Sleeping, it turns out, is a complicated task. The ACPI code must be able to find every device on the system, tell it to save its context, and power it down. This has to be done in the right order, of course; powering down a disk controller while the drives are still spinning would be a mistake.

So the ACPI folks need a general way to find all of the devices on the system, and to tell them to go to sleep (or wake up). Andy proposed a that the layout of the various, bus-specific device structures in the kernel be changed to facilitate ACPI, but a more likely approach looks to be the repurposing of the pci_device structure into a more general structure which describes any device on the system. Much of the work for that change has already been done; it will likely be finished early in 2.5.

There will also need to be a serious effort to get power management into as many device drivers as possible. Power management work is not seen as particularly "sexy," so this could take a little while.

The ACPI implementation concerns quite a few developers. ACPI actually defines its own language; system components then provide code in that language to implement a number of ACPI functions. As a result, the Linux ACPI implementation must include an interpreter for this language in the kernel - and it is huge. Relatively few people want to bloat their kernels in that way. Some people are also nervous about just what that interpreter could be programmed to do.

ACPI kind of looks like the future for many BIOS-oriented tasks, however; it is not just for suspending laptops. Increasingly, ACPI will be needed to be able to find devices and busses on the system, or to be able to work with multiprocessor systems. Power management is of great interest in the server arena as well. Anybody who has to air-condition a large room full of servers wants them to be able to shut down (and reduce power consumption and heat production) when not operating at peak load.

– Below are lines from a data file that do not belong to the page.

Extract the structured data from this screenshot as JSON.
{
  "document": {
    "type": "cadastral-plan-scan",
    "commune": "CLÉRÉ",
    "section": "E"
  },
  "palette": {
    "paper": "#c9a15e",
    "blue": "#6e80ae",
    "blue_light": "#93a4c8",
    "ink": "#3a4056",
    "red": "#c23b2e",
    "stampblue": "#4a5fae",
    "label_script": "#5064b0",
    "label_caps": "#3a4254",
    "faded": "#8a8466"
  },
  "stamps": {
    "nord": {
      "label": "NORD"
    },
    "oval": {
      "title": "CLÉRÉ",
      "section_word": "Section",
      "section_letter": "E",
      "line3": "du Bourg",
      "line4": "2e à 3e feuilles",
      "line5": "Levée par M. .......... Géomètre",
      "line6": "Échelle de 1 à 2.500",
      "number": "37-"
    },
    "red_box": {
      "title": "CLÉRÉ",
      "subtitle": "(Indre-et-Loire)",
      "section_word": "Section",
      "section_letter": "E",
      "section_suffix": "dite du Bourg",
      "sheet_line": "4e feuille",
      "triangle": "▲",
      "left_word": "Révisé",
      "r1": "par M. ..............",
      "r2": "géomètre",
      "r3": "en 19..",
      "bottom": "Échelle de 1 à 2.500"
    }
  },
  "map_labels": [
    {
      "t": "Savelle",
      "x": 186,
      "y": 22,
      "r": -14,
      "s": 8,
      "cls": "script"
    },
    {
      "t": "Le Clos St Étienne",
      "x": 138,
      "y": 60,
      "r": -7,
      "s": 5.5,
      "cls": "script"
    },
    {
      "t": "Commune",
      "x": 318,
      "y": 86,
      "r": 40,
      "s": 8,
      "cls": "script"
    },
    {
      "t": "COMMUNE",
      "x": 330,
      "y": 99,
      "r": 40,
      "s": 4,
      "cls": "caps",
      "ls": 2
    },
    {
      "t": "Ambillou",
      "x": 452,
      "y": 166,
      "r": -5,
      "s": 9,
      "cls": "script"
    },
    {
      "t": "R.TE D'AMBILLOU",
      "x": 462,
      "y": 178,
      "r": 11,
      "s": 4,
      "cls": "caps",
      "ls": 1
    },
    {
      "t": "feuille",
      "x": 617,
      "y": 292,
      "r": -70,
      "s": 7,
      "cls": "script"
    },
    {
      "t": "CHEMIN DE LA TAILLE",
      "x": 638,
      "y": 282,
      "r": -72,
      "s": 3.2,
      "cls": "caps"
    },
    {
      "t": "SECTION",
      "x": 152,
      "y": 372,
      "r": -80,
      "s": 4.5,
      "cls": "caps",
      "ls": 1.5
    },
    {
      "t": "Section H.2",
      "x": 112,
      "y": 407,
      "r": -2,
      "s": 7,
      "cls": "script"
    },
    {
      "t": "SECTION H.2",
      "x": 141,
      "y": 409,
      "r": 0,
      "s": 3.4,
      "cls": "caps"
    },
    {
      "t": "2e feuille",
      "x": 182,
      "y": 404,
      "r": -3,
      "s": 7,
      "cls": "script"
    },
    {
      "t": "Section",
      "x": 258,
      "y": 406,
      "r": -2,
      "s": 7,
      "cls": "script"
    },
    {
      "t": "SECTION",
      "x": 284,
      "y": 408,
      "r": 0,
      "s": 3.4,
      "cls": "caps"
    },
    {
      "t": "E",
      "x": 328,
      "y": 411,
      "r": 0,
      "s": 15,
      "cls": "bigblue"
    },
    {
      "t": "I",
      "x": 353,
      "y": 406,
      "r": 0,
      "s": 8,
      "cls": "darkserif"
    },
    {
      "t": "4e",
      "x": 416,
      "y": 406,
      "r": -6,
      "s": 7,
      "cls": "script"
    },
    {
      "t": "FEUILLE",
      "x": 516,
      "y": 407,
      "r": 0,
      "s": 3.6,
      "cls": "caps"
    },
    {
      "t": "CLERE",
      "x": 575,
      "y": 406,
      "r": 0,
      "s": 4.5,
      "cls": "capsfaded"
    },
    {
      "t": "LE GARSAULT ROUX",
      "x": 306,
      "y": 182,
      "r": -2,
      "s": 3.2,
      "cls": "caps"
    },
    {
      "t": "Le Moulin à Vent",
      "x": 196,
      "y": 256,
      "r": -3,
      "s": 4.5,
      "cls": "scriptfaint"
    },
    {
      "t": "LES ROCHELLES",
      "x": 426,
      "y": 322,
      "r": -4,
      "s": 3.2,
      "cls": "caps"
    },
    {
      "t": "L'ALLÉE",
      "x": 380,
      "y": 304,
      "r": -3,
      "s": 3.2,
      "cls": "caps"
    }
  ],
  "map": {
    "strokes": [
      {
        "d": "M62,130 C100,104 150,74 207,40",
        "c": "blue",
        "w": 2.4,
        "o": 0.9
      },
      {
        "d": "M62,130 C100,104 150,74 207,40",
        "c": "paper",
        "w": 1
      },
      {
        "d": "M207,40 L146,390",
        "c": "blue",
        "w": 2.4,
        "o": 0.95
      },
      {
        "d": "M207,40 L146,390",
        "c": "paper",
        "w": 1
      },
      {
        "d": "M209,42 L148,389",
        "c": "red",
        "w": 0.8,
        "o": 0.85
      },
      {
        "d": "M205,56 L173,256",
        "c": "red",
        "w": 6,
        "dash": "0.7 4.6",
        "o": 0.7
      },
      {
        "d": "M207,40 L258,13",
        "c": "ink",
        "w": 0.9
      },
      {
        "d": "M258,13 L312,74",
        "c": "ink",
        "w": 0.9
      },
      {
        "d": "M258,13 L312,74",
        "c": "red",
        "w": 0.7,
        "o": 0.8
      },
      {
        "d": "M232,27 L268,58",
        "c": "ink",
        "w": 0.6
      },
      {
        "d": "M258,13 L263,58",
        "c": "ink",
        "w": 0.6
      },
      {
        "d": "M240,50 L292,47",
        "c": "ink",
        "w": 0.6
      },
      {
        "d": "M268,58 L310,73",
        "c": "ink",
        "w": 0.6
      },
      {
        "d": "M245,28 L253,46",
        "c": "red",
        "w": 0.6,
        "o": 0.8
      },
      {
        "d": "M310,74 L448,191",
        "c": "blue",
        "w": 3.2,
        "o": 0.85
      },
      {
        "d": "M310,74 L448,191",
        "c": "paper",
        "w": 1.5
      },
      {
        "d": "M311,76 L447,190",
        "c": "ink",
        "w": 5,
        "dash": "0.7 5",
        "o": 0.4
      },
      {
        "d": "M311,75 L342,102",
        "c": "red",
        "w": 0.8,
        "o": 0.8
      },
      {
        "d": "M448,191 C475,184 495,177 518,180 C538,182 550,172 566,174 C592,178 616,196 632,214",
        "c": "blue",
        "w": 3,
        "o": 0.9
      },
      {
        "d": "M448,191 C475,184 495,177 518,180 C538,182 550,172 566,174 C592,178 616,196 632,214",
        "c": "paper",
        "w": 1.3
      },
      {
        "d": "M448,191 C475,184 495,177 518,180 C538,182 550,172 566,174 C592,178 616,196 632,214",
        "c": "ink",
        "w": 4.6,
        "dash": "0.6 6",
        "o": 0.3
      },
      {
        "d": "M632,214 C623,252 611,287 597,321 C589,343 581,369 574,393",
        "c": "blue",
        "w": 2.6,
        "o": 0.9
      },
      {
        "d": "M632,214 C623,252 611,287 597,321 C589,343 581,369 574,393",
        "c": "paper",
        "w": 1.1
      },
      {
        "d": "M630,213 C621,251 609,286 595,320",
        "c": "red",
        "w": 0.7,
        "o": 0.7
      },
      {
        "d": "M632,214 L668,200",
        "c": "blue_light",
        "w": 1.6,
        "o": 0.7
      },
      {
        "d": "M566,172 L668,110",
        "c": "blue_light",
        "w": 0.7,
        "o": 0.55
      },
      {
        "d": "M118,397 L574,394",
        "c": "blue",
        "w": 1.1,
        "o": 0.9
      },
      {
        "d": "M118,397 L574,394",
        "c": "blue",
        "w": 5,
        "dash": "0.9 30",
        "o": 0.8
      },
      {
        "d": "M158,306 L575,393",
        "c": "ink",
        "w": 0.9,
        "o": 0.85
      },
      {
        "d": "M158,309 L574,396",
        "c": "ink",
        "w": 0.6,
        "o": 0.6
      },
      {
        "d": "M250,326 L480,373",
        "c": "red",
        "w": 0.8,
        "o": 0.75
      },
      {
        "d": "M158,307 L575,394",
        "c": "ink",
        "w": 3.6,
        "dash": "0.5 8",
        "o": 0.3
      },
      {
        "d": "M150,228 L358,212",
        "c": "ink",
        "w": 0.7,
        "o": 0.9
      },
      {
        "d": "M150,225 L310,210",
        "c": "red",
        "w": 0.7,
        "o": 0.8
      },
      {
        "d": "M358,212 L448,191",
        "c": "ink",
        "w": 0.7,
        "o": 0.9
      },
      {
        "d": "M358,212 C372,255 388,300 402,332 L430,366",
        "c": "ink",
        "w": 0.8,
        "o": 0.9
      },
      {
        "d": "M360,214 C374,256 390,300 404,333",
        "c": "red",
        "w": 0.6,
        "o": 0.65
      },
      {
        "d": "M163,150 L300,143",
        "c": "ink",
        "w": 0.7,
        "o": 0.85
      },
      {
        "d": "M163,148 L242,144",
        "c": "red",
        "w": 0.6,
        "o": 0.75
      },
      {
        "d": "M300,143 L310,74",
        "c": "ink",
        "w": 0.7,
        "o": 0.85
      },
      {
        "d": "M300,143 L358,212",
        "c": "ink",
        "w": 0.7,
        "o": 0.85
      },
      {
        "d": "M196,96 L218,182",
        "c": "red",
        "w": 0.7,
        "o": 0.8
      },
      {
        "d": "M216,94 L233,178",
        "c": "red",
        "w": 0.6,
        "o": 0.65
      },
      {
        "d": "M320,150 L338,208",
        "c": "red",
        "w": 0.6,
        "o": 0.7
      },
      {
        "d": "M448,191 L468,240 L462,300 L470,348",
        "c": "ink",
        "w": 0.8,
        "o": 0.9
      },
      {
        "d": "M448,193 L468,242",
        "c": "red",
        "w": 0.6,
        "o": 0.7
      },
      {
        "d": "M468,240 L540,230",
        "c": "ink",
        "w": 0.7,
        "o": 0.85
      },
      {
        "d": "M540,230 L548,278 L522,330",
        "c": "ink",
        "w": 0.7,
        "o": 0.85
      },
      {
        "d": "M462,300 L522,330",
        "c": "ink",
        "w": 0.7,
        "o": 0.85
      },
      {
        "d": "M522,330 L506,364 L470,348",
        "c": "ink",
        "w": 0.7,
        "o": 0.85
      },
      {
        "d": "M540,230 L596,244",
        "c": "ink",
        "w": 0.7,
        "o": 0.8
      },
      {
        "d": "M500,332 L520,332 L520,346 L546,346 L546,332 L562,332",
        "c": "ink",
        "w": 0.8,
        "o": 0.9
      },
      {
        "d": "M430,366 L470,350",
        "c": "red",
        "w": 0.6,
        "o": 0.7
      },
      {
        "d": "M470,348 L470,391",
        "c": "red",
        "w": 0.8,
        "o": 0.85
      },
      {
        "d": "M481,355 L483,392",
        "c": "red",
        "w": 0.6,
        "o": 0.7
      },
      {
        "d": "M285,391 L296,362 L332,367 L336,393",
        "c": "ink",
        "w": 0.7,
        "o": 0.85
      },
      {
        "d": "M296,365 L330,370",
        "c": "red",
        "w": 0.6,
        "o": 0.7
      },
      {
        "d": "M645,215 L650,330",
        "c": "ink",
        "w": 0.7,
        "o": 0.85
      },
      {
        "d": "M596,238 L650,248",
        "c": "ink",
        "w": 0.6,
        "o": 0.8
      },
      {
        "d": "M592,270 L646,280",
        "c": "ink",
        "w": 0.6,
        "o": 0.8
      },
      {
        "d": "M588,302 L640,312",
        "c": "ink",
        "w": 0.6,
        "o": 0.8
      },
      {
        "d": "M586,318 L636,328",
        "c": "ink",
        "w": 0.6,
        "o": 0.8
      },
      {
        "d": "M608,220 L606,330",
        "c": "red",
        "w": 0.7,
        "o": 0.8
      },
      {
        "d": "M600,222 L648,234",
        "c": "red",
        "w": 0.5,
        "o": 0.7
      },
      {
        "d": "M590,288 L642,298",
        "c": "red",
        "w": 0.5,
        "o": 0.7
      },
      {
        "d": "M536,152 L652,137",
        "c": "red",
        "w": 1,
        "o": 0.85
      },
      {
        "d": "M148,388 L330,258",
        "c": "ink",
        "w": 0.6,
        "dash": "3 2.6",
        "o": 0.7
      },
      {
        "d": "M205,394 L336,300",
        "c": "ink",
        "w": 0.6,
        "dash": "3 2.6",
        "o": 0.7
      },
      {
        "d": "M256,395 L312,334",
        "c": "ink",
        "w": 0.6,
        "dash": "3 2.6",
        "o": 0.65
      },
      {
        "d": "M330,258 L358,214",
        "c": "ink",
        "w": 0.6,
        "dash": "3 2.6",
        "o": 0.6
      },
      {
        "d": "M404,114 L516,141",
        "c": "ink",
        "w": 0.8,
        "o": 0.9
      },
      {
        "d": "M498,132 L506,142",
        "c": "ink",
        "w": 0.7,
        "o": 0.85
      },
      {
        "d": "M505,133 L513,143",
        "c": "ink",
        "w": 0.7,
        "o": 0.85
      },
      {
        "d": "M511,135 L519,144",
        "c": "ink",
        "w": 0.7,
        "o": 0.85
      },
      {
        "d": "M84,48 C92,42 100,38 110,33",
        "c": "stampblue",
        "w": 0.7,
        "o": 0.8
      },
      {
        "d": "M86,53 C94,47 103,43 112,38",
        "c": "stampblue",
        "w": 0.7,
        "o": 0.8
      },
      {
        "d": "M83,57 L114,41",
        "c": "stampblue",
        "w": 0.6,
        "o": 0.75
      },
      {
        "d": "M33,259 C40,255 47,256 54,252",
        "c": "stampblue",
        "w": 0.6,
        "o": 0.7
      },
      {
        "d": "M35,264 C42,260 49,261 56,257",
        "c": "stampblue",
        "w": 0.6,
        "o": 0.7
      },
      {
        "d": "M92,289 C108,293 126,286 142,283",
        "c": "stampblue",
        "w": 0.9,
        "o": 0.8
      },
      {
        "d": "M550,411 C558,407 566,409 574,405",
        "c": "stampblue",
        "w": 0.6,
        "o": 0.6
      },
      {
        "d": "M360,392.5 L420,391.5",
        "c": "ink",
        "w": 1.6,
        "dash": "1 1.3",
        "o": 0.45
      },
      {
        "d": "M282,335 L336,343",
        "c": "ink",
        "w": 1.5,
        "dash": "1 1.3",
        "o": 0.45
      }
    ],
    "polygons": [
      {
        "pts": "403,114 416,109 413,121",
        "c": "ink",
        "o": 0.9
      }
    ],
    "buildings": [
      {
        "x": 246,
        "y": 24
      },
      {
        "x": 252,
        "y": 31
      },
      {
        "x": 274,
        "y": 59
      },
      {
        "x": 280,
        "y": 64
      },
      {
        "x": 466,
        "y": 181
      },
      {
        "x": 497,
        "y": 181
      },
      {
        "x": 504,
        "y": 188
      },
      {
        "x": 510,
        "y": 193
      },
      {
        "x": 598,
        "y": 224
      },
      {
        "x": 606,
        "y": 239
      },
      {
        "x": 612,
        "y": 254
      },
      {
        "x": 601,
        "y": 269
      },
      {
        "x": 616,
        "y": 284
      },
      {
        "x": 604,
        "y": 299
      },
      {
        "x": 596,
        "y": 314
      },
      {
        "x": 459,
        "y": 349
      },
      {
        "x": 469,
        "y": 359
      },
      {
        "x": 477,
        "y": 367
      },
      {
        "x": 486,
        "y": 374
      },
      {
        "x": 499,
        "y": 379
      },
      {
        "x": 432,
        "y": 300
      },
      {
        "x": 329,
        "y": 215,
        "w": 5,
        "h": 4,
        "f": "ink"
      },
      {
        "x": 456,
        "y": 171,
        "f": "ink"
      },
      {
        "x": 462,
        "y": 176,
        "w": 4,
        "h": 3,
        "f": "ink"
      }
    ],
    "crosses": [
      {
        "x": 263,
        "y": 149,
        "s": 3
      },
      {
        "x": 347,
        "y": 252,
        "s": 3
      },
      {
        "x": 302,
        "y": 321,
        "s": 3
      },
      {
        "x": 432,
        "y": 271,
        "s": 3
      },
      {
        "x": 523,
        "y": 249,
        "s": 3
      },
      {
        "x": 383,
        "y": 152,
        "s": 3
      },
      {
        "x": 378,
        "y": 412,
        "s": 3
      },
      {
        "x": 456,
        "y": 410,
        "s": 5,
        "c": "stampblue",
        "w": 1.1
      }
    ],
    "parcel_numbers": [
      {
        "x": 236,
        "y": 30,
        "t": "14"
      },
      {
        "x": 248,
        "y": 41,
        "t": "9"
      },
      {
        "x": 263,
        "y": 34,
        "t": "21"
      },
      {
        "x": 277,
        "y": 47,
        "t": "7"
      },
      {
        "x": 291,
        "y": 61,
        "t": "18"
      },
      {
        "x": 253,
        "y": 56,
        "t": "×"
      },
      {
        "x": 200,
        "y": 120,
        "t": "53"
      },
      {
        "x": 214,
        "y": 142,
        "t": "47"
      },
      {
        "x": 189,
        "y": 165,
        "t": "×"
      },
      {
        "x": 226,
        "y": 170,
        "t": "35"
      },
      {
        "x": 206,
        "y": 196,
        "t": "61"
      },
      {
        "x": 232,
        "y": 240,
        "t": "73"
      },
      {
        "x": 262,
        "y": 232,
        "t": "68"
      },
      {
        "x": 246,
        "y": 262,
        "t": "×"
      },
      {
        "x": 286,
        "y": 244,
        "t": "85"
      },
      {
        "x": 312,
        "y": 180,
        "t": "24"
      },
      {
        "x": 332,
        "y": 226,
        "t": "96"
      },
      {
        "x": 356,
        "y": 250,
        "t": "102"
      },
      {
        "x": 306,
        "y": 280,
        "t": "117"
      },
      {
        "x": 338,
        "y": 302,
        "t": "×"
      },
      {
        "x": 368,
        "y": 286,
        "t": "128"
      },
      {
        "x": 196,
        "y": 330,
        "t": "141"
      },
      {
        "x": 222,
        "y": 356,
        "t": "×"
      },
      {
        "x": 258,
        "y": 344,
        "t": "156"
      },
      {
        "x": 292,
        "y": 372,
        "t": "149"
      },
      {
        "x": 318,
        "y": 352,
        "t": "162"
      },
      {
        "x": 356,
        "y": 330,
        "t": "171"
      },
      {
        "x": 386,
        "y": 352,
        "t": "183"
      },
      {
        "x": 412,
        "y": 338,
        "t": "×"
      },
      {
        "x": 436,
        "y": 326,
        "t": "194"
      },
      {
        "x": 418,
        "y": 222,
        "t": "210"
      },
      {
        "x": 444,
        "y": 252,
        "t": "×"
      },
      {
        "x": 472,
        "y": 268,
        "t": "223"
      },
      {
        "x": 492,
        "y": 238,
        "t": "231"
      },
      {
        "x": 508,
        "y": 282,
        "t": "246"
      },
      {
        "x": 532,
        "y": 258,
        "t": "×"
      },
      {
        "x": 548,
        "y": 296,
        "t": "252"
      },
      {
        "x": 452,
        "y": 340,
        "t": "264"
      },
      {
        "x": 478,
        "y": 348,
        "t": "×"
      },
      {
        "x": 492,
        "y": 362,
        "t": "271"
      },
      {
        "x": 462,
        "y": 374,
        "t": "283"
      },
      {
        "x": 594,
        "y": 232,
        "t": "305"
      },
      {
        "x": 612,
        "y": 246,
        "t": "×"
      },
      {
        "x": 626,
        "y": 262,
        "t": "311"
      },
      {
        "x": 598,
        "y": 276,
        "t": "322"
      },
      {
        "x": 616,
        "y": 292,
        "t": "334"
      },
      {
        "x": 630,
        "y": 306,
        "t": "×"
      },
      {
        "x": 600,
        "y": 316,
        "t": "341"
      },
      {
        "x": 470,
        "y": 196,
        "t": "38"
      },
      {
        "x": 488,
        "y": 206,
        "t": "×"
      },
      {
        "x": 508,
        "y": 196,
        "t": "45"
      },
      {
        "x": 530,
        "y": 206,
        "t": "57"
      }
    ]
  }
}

So ACPI is important, despite its bulk. 2.4 already has the ACPI interpreter in it, but 2.5 will be where we see a truly working implementation of this standard.

Bitkeeper

Larry McVoy had been unable to attend the BOF on source control, so he presented his Bitkeeper system in a special session at the end of Saturday. He was able to give an interesting presentation and focus on the [Larry] features of Bitkeeper without getting into the licensing issues.

Bitkeeper is looking very nice. On the source control side, it provides a number of features that make it superior to the venerable CVS system. But much of the interesting work has been done on the user interface side. Dealing with the system is pleasant and easy, with tools provided which make it easy to create "changesets" and provide meaningful changelogs. There is also a nice tool for browsing the history of a system, and a "who do I blame" feature which makes it simple to find out who put in a particular change, and what other changes were made at the same time. Bitkeeper is a definite advance in the area of cooperative software development.

Larry has been trying to get kernel developers to use Bitkeeper for some time. Nobody was committing to anything at the summit, but we may yet see wider use of the system in the 2.5 development series.

Conclusion

The last segment of the summit was a discussion, let by Ted Ts'o, on release management and deadlines. Ted was going to propose that the kernel developers (and Linus, in particular) fix a specific "feature freeze" date for 2.5. That way, everybody knows when his code needs to be ready, and there is no post-freeze rush of people trying to get patches accepted.

Unfortunately, I had to run out to catch my plane home. It was, in the end, easier to explain to you all why I missed this interesting discussion than to explain to my kids why I hadn't gotten back. If anybody has a summary of the discussion that they could send back to me, I would be delighted to include it in this space.

Overall, the kernel summit appears to have been a success. It is not often that this crowd gets to meet in this way, and people clearly enjoyed it. Many interesting discussions were held, and enthusiasm for the 2.5 development series appears to be high.